ERLE STANLEY GARDNER “Cold Clews.” Lester Leith #22. Published in Detective Fiction Weekly, January 24, 1931. At one time apparently scheduled to be reprinted (??) in Hot Cash and Cold Clews: The Exploits of Lester Leith by Erle Stanley Gardner, edited by Jeffrey Marks, Crippen & Landru, Fall 2016.

   Lester Leith was but one of many characters that Erle Stanley Gardner created for the pulp magazines well before he came up with a certain Perry Mason (in 1933) and become rich in doing so. To my mind, though, the Leith stories were a lot more fun — and dare I say — even more inventive than the cases that Perry, Della and Paul found themselves involved in.

   Gardner wrote over 60 Leith stories between 1929 and 1943, mostly for Detective Fiction Weekly, and I can well imagine most were featured on the front covers, the character was that popular. I don’t know if Leith ever had a real occupation, but he was rich and lived in style, complete with a valet he chooses to call Scuttle, a stalwart chap who is really working uncover in Leith’s household on behalf of the police department, and Sgt. Ackley in particular.
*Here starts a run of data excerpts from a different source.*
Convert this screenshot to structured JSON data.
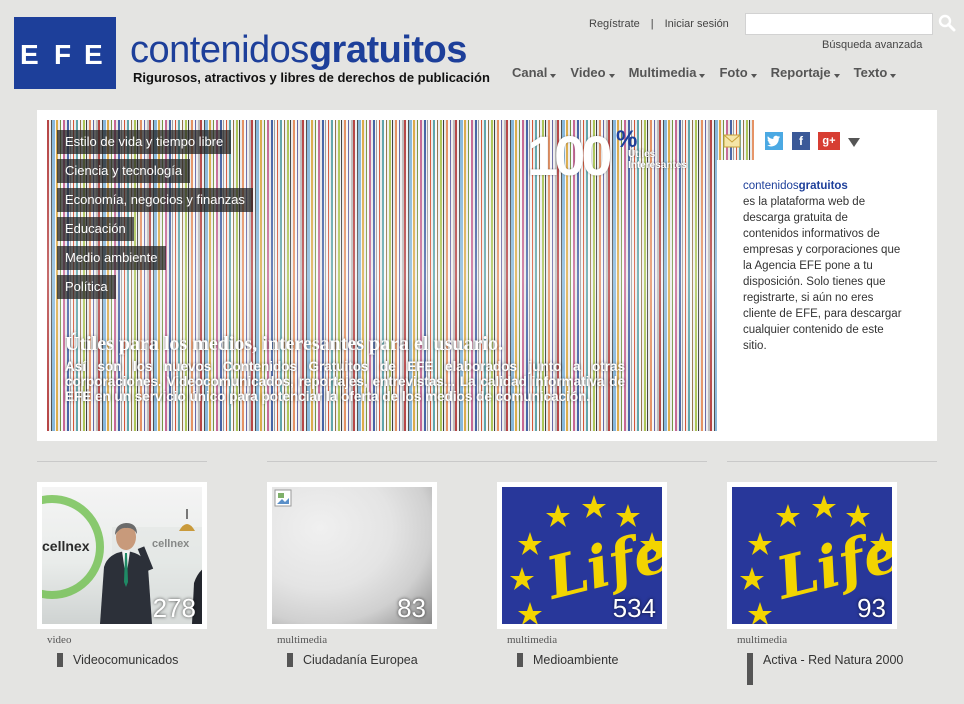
{
  "header": {
    "logo_text": "EFE",
    "brand_light": "contenidos",
    "brand_bold": "gratuitos",
    "tagline": "Rigurosos, atractivos y libres de derechos de publicación",
    "register_label": "Regístrate",
    "separator": "|",
    "login_label": "Iniciar sesión",
    "search_placeholder": "",
    "advanced_search_label": "Búsqueda avanzada"
  },
  "nav": [
    {
      "label": "Canal"
    },
    {
      "label": "Video"
    },
    {
      "label": "Multimedia"
    },
    {
      "label": "Foto"
    },
    {
      "label": "Reportaje"
    },
    {
      "label": "Texto"
    }
  ],
  "hero": {
    "categories": [
      "Estilo de vida y tiempo libre",
      "Ciencia y tecnología",
      "Economía, negocios y finanzas",
      "Educación",
      "Medio ambiente",
      "Política"
    ],
    "badge_number": "100",
    "badge_percent": "%",
    "badge_line1": "Útiles",
    "badge_line2": "Interesantes",
    "title": "Útiles para los medios, interesantes para el usuario.",
    "text": "Así son los nuevos Contenidos Gratuitos de EFE elaborados junto a otras corporaciones. Videocomunicados, reportajes, entrevistas... La calidad informativa de EFE en un servicio único para potenciar la oferta de los medios de comunicación."
  },
  "social": {
    "icons": [
      "email-icon",
      "twitter-icon",
      "facebook-icon",
      "google-plus-icon",
      "chevron-down-icon"
    ],
    "colors": {
      "twitter": "#4ba9e3",
      "facebook": "#3b5998",
      "google": "#d73d32"
    }
  },
  "info": {
    "brand_light": "contenidos",
    "brand_bold": "gratuitos",
    "text": "es la plataforma web de descarga gratuita de contenidos informativos de empresas y corporaciones que la Agencia EFE pone a tu disposición. Solo tienes que registrarte, si aún no eres cliente de EFE, para descargar cualquier contenido de este sitio."
  },
  "tiles": [
    {
      "type": "video",
      "count": "278",
      "label": "Videocomunicados"
    },
    {
      "type": "multimedia",
      "count": "83",
      "label": "Ciudadanía Europea"
    },
    {
      "type": "multimedia",
      "count": "534",
      "label": "Medioambiente"
    },
    {
      "type": "multimedia",
      "count": "93",
      "label": "Activa - Red Natura 2000"
    }
  ],
  "tile_images": {
    "cellnex_text": "cellnex",
    "life_text": "Life"
  },
  "colors": {
    "brand_blue": "#1d3f9a",
    "eu_blue": "#28379a",
    "eu_star": "#f2d400"
  }
}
   Ackley, you see, suspects — but is never able to prove — that Leith has a way of horning in on local crimes and taking a cut of the loot or insurance/reward money before the cops can even start to make sense of the case.
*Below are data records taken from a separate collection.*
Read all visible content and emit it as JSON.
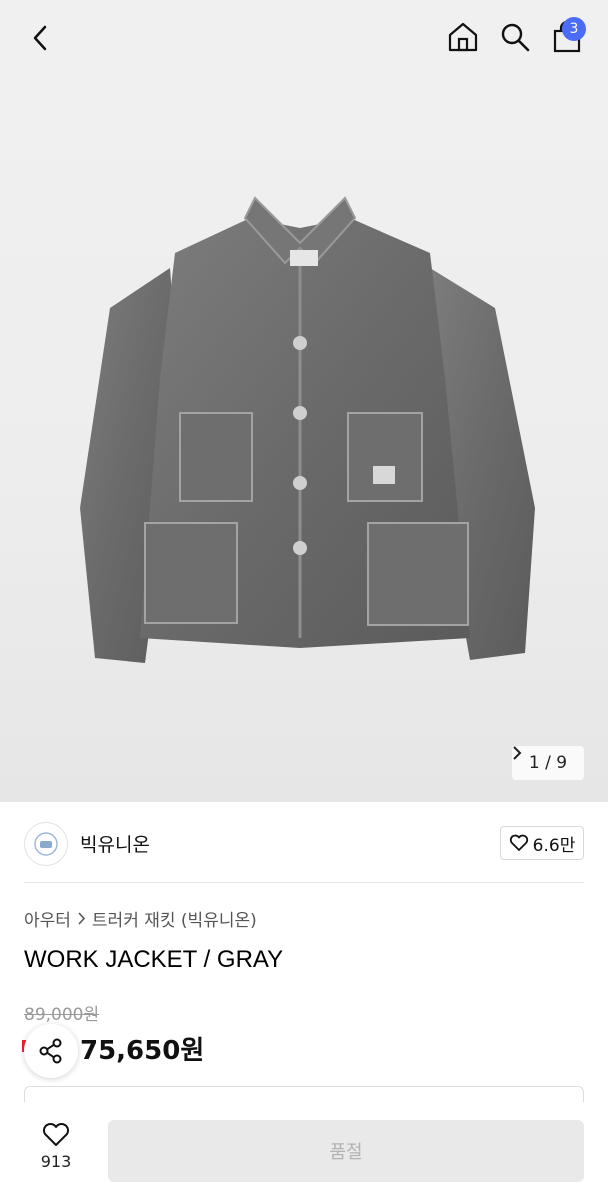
{
  "header": {
    "cart_count": "3",
    "icons": [
      "chevron-left-icon",
      "home-icon",
      "search-icon",
      "shopping-bag-icon"
    ]
  },
  "gallery": {
    "current": "1",
    "total": "9",
    "counter_text": "1 / 9"
  },
  "brand": {
    "name": "빅유니온",
    "likes": "6.6만"
  },
  "product": {
    "breadcrumb": [
      "아우터",
      "트러커 재킷 (빅유니온)"
    ],
    "title": "WORK JACKET / GRAY",
    "original_price": "89,000원",
    "sale_price": "75,650원"
  },
  "footer": {
    "wish_count": "913",
    "cta_label": "품절"
  },
  "colors": {
    "accent_badge": "#4a6cf7",
    "disabled_bg": "#e9e9e9",
    "disabled_text": "#b2b2b2"
  }
}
   And, case in point. In “Cold Clews” Leith takes interest in a valuable stolen necklace, stolen at gunpoint from a jewelry store in broad daylight. Although nearly nabbed while filling up his getaway car at a gasoline station, the thief seems to have eluded the police completely.

   The police are baffled. Lester Leith is not. To his own mysterious ends, he asks Scuttle to obtain the following for him: a fierce bulldog, a cast iron stove, twenty-eight dice, a yard of silk cord, a small vise, a portable drill, and a small emery wheel.

   The police are even more baffled, and equally most of the fun for the reader is reading along to find out what on earth Leith is going to do with this hodgepodge of items. Which he does is fine fashion — and of course he comes out on top once again.

   You probably can’t read too many Leith stories in one sitting. They’re quite long, for one thing, novelette length at least, and rather repetitious in nature as well. But spread out over a period of time, great stuff indeed.